Une vive controverse entoure la médiation du Qatar entre le gouvernement congolais et le mouvement armé M23/AFC. Plusieurs voix s’élèvent pour dénoncer une proposition jugée inacceptable, notamment l’article 8 du projet d’accord, perçu comme une tentative de balkanisation du Nord-Kivu et du Sud-Kivu.

Le premier vice-président de l’Engagement pour la Citoyenneté et le Développement (ECiDé), Jean-Baptiste Muhindo Kasekwa, critique ce document qui prévoit la mise en place d’une force spéciale intérimaire, composée à 50 % des membres du M23-AFC avec un mandat initial de cinq ans renouvelable indéfiniment. Cette force aurait l’exclusivité de l’opération sécuritaire dans les deux provinces, excluant ainsi l’armée congolaise (FARDC) de toute intervention sans consentement préalable.

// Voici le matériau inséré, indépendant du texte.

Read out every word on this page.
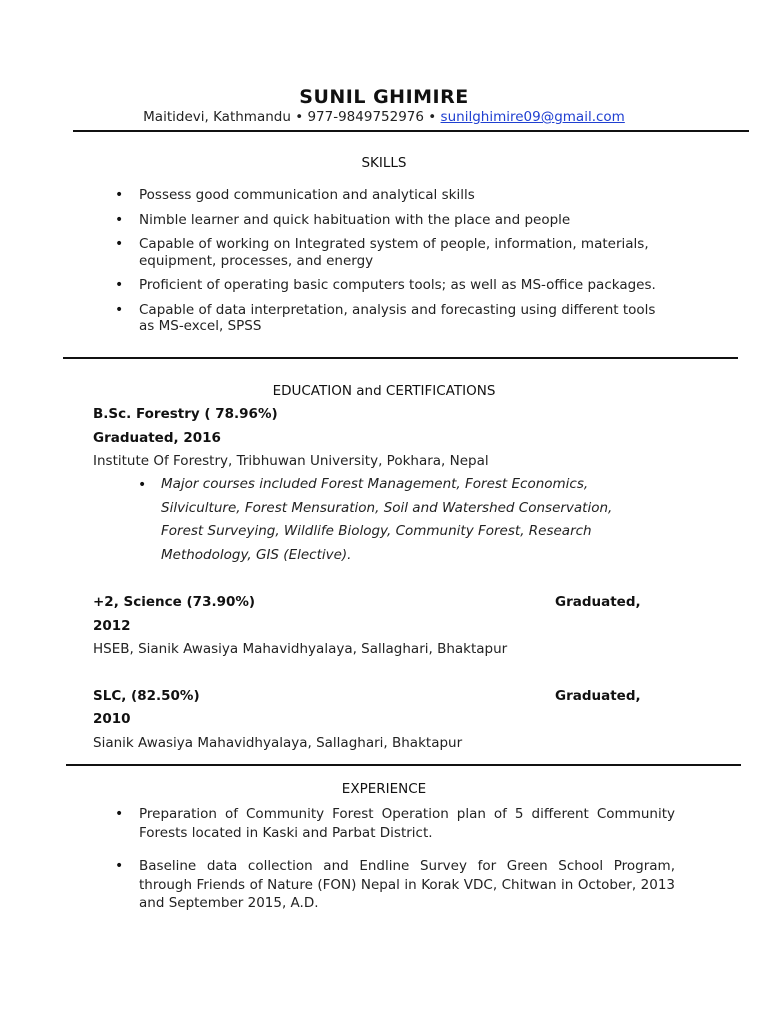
SUNIL GHIMIRE
Maitidevi, Kathmandu • 977-9849752976 • sunilghimire09@gmail.com
SKILLS
• Possess good communication and analytical skills
• Nimble learner and quick habituation with the place and people
• Capable of working on Integrated system of people, information, materials, equipment, processes, and energy
• Proficient of operating basic computers tools; as well as MS-office packages.
• Capable of data interpretation, analysis and forecasting using different tools as MS-excel, SPSS
EDUCATION and CERTIFICATIONS
B.Sc. Forestry ( 78.96%)
Graduated, 2016
Institute Of Forestry, Tribhuwan University, Pokhara, Nepal
• Major courses included Forest Management, Forest Economics, Silviculture, Forest Mensuration, Soil and Watershed Conservation, Forest Surveying, Wildlife Biology, Community Forest, Research Methodology, GIS (Elective).
+2, Science (73.90%)	Graduated,
2012
HSEB, Sianik Awasiya Mahavidhyalaya, Sallaghari, Bhaktapur
SLC, (82.50%)	Graduated,
2010
Sianik Awasiya Mahavidhyalaya, Sallaghari, Bhaktapur
EXPERIENCE
• Preparation of Community Forest Operation plan of 5 different Community Forests located in Kaski and Parbat District.
• Baseline data collection and Endline Survey for Green School Program, through Friends of Nature (FON) Nepal in Korak VDC, Chitwan in October, 2013 and September 2015, A.D.
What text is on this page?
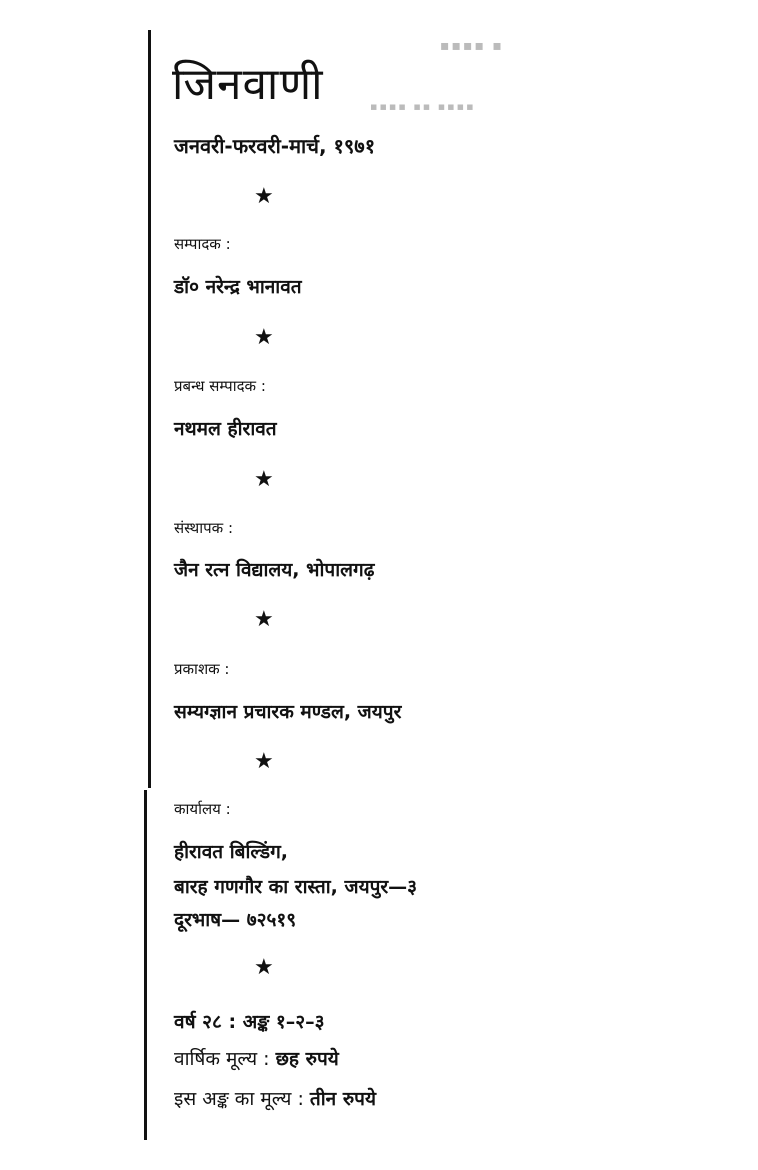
▪▪▪▪ ▪
▪▪▪▪ ▪▪ ▪▪▪▪
जिनवाणी
जनवरी-फरवरी-मार्च, १९७१
★
सम्पादक :
डॉ० नरेन्द्र भानावत
★
प्रबन्ध सम्पादक :
नथमल हीरावत
★
संस्थापक :
जैन रत्न विद्यालय, भोपालगढ़
★
प्रकाशक :
सम्यग्ज्ञान प्रचारक मण्डल, जयपुर
★
कार्यालय :
हीरावत बिल्डिंग,
बारह गणगौर का रास्ता, जयपुर—३
दूरभाष— ७२५१९
★
वर्ष २८ : अङ्क १–२–३
वार्षिक मूल्य : छह रुपये
इस अङ्क का मूल्य : तीन रुपये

Des observateurs pointent une atteinte grave à la souveraineté nationale et rappellent que seule les FARDC ont le mandat constitutionnel de défendre le territoire national. L’absence de participation des FARDC est perçue comme une reconnaissance de fait de l’autonomie sécuritaire des deux provinces, risquant de créer une “République à part”.

À ce point de discorde : l’organisation d’élections locales, provinciale et nationales en 2027, exclusivement dans le Nord et le Sud-Kivu, ce qui susciterait une confusion institutionnelle avec le reste du pays.

Par ailleurs, certains analystes comme le député honoraire Jean-Baptiste Muhindo Kasekwa, redoute un jeu d’influence régional entre le Rwanda via le M23, et l’Ouganda dont la présence militaire Via l’UPDF en ituri suscite aussi des interrogations.

Face à ce contexte, plusieurs leaders d’opinion appellent à récuser le Qatar comme médiation et exigent plutôt la convocation urgente d’un dialogue national inclusif pour aborder les vraies causes de l’insécurité dans le Nord-Kivu, Sud-Kivu et Ituri.